A man who shot and killed a witness set to testify at a 2002 Brooklyn murder trial was sentenced yesterday to 25 years to life in prison.
Judge L. Priscilla Hall gave Trevis Ragsdale the maximum possible sentence after listening to legal arguments and an impassioned plea for severity by the slain witness’s mother.
Ragsdale, 20, was convicted in June of second-degree murder for gunning down Bobby Gibson by a stoop in Bedford-Stuyvesant.
Mr. Gibson was two days away from testifying against a man accused of a 2001 schoolyard slaying.
Mr. Gibson’s murder shook the Brooklyn courthouse and raised broader questions about the ability of prosecutors and police to protect witnesses who step forward and testify in murder cases.
Yesterday, his mother, Sylvia Gibson, told the judge in state Supreme Court in Brooklyn that it was “unbearable” that her son was “shot in the back because he tried to do what was right.”
Ms. Gibson asked Judge Hall to jail Ragsdale for “as long as possible…. There are no words to discuss the pain and devastation this family has gone through. I lost my only child.”
Ms. Gibson is suing the Brooklyn district attorney’s office for failing to do enough to protect him.
As she spoke, Ragsdale, wearing jeans and a T-shirt, leaned on his hand, avoiding eye contact with Ms. Gibson. Through his lawyer, Ragsdale asked for leniency from Judge Hall, who could have sentenced him to 15 years in prison.
Before making her decision, Judge Hall asked Ragsdale if he had anything to say.
“No,” he mumbled, shaking his head.
“Are you sure?” the judge asked again.
“Yeah.”
Ragsdale’s defense lawyer, Paul Lieberman, told the judge that his client had psychological and emotional problems but still could be rehabilitated.
He denied that his client is a member of the Bloods gang and presented the court with a letter signed by more than 200 people who said Ragsdale is a basically good person.
“We all have many sides to our personalities,” Mr. Lieberman argued.
Assistant District Attorney Kyle Reeves called Ragsdale a “cold-blooded murderer” and “a man of violence” who had been caught repeatedly with guns.
“What we are left with is a violent, dangerous menace,” Mr. Reeves said. He urged the judge to give Ragsdale the maximum sentence in order to deter similar crimes and “protect the people of Brooklyn.”
Judge Hall said she had considered how Ragsdale behaved in court in determining his sentence. During the trial, Ragsdale once cursed at her.
After court, Ms. Gibson said she was satisfied with the sentence.
“I can finally put this behind me,” she said.
Ragsdale’s mother, Rosa Ragsdale, said that she hopes her son will win on appeal.
“God has last say on everything,” she said.

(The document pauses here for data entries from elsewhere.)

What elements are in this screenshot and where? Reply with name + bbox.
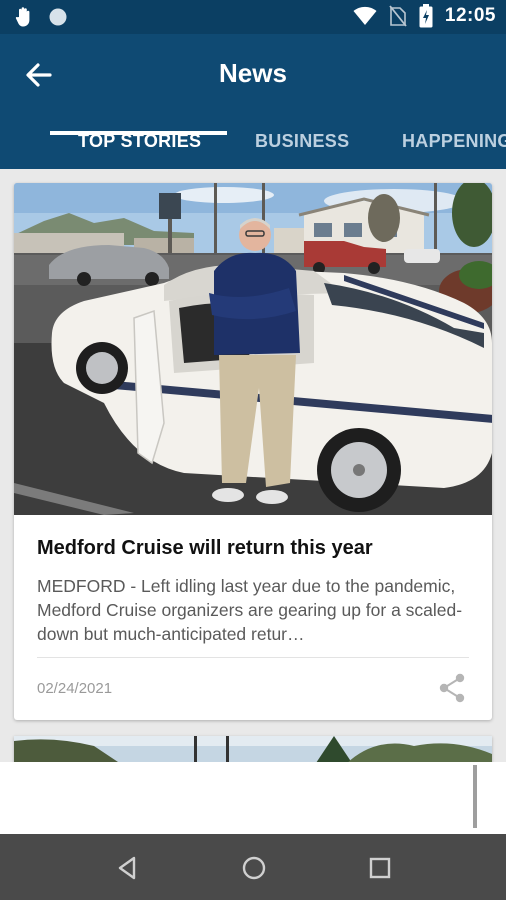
app-bar: News TOP STORIES BUSINESS HAPPENINGS [0, 34, 506, 169]
wifi-icon [353, 6, 377, 25]
bottom-white-area [0, 762, 506, 834]
article-card[interactable]: Medford Cruise will return this year MED… [14, 183, 492, 720]
status-bar-left [14, 6, 68, 28]
page-title: News [219, 58, 287, 88]
article-date: 02/24/2021 [37, 680, 113, 697]
tab-happenings[interactable]: HAPPENINGS [402, 128, 506, 169]
recents-square-icon[interactable] [364, 852, 396, 884]
card-divider [37, 657, 469, 658]
status-bar-right: 12:05 [353, 4, 496, 28]
back-triangle-icon[interactable] [112, 852, 144, 884]
article-image[interactable] [14, 183, 492, 515]
status-time: 12:05 [444, 5, 496, 26]
article-summary: MEDFORD - Left idling last year due to t… [37, 576, 463, 644]
tab-business[interactable]: BUSINESS [255, 128, 349, 169]
circle-icon [49, 8, 67, 26]
article-headline[interactable]: Medford Cruise will return this year [37, 537, 477, 560]
home-circle-icon[interactable] [238, 852, 270, 884]
scrollbar[interactable] [473, 765, 477, 828]
system-nav-bar [0, 834, 506, 900]
share-icon[interactable] [438, 673, 466, 703]
tab-indicator [50, 131, 227, 135]
no-sim-icon [389, 5, 407, 27]
battery-charging-icon [419, 4, 433, 28]
status-bar: 12:05 [0, 0, 506, 34]
hand-gesture-icon [15, 7, 30, 27]
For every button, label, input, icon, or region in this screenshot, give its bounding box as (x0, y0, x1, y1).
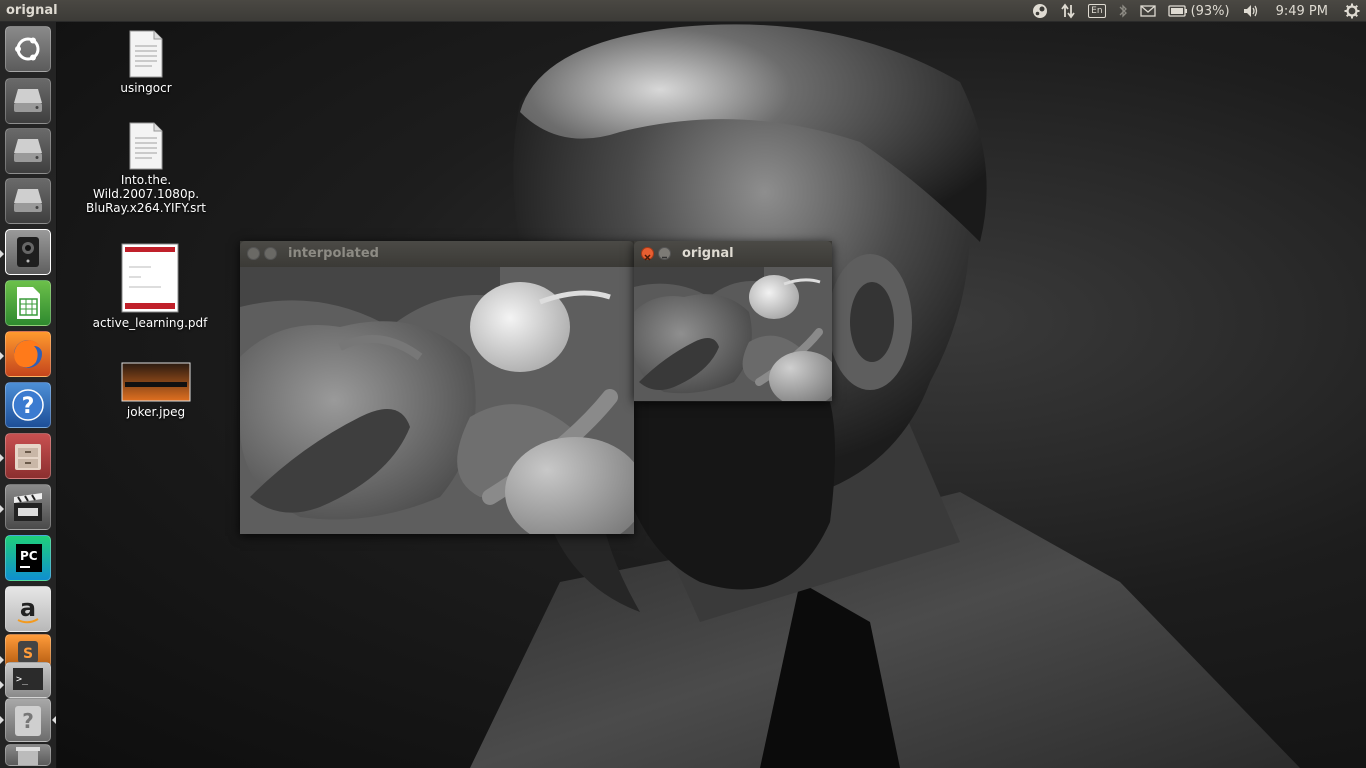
hard-drive-icon (14, 89, 42, 112)
pdf-thumbnail-icon (121, 243, 179, 313)
launcher-drive-1[interactable] (5, 78, 51, 124)
minimize-icon (662, 256, 667, 259)
battery-percent: (93%) (1190, 3, 1230, 19)
spreadsheet-icon (17, 287, 40, 319)
bluetooth-icon[interactable] (1112, 0, 1134, 22)
launcher-pycharm[interactable]: PC (5, 535, 51, 581)
window-title: orignal (682, 246, 734, 261)
window-titlebar[interactable]: orignal (634, 241, 832, 267)
desktop-icon-usingocr[interactable]: usingocr (110, 30, 182, 95)
desktop-icon-srt[interactable]: Into.the. Wild.2007.1080p. BluRay.x264.Y… (82, 122, 210, 215)
launcher-amazon[interactable]: a (5, 586, 51, 632)
launcher-terminal[interactable]: >_ (5, 662, 51, 698)
window-titlebar[interactable]: interpolated (240, 241, 634, 267)
close-button[interactable] (247, 247, 260, 260)
desktop-icon-label: usingocr (120, 81, 172, 95)
launcher-dash-home[interactable] (5, 26, 51, 72)
running-indicator (0, 681, 4, 689)
svg-text:PC: PC (20, 549, 38, 563)
svg-text:a: a (20, 594, 36, 622)
launcher-help[interactable]: ? (5, 382, 51, 428)
window-original[interactable]: orignal (634, 241, 832, 401)
launcher-libreoffice-calc[interactable] (5, 280, 51, 326)
gear-icon[interactable] (1338, 0, 1366, 22)
terminal-icon: >_ (13, 668, 43, 690)
svg-text:?: ? (22, 709, 34, 733)
firefox-icon (14, 340, 42, 368)
top-panel: orignal En (93%) 9:49 PM (0, 0, 1366, 22)
svg-text:?: ? (22, 394, 35, 419)
indicator-area: En (93%) 9:49 PM (1026, 0, 1366, 22)
desktop-icon-label: joker.jpeg (126, 405, 186, 419)
launcher-file-manager[interactable] (5, 433, 51, 479)
running-indicator (0, 656, 4, 664)
file-cabinet-icon (15, 444, 41, 470)
running-indicator (0, 505, 4, 513)
webcam-icon (17, 237, 39, 267)
peppers-image (634, 267, 832, 401)
window-interpolated[interactable]: interpolated (240, 241, 634, 534)
launcher-video-editor[interactable] (5, 484, 51, 530)
minimize-button[interactable] (658, 247, 671, 260)
desktop-icon-label: active_learning.pdf (92, 316, 208, 330)
network-arrows-icon[interactable] (1054, 0, 1082, 22)
window-title: interpolated (288, 246, 379, 261)
launcher-firefox[interactable] (5, 331, 51, 377)
close-icon (644, 254, 651, 261)
mail-icon[interactable] (1134, 0, 1162, 22)
focused-indicator (52, 716, 56, 724)
desktop-icon-joker-jpeg[interactable]: joker.jpeg (110, 362, 202, 419)
battery-indicator[interactable]: (93%) (1162, 0, 1236, 22)
svg-text:>_: >_ (16, 674, 29, 685)
keyboard-layout-label: En (1088, 4, 1106, 18)
launcher-unknown-app[interactable]: ? (5, 698, 51, 742)
launcher-trash[interactable] (5, 744, 51, 766)
launcher: ? PC a S >_ ? (0, 22, 57, 768)
peppers-image (240, 267, 634, 534)
clock[interactable]: 9:49 PM (1266, 0, 1338, 22)
image-thumbnail-icon (121, 362, 191, 402)
keyboard-layout-icon[interactable]: En (1082, 0, 1111, 22)
text-file-icon (129, 30, 163, 78)
ubuntu-logo-icon (15, 37, 40, 61)
help-icon: ? (12, 389, 44, 421)
interpolated-image (240, 267, 634, 534)
running-indicator (0, 716, 4, 724)
pycharm-icon: PC (16, 544, 42, 572)
running-indicator (0, 352, 4, 360)
desktop-icon-active-learning-pdf[interactable]: active_learning.pdf (86, 243, 214, 330)
active-app-title: orignal (6, 3, 58, 18)
clapperboard-icon (14, 493, 42, 521)
original-image (634, 267, 832, 401)
launcher-drive-3[interactable] (5, 178, 51, 224)
trash-icon (16, 747, 40, 765)
launcher-webcam[interactable] (5, 229, 51, 275)
volume-icon[interactable] (1236, 0, 1266, 22)
launcher-drive-2[interactable] (5, 128, 51, 174)
minimize-button[interactable] (264, 247, 277, 260)
desktop-icon-label: Into.the. Wild.2007.1080p. BluRay.x264.Y… (86, 173, 206, 215)
text-file-icon (129, 122, 163, 170)
question-icon: ? (15, 706, 41, 736)
hard-drive-icon (14, 139, 42, 162)
running-indicator (0, 454, 4, 462)
battery-icon (1167, 5, 1187, 17)
steam-icon[interactable] (1026, 0, 1054, 22)
close-button[interactable] (641, 247, 654, 261)
hard-drive-icon (14, 189, 42, 212)
running-indicator (0, 250, 4, 258)
amazon-icon: a (17, 594, 39, 624)
svg-text:S: S (23, 646, 33, 662)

The sentencing still left a key issue in the case unresolved. Prosecutors had accused Ragsdale of shooting Mr. Gibson to silence him and scare other witnesses. But jurors rejected a first-degree murder count that accused Ragsdale of killing Mr. Gibson because he was a witness.
According to prosecutors, Ragsdale wanted to help another man, Dupree Harris, who is the half-brother of the man eventually convicted of the 2001 schoolyard slaying. Prosecutors have never offered evidence of a direct link between the two men.
Mr. Harris was convicted last month of bribing three witnesses to stop them from implicating his half-brother, Wesley Sykes.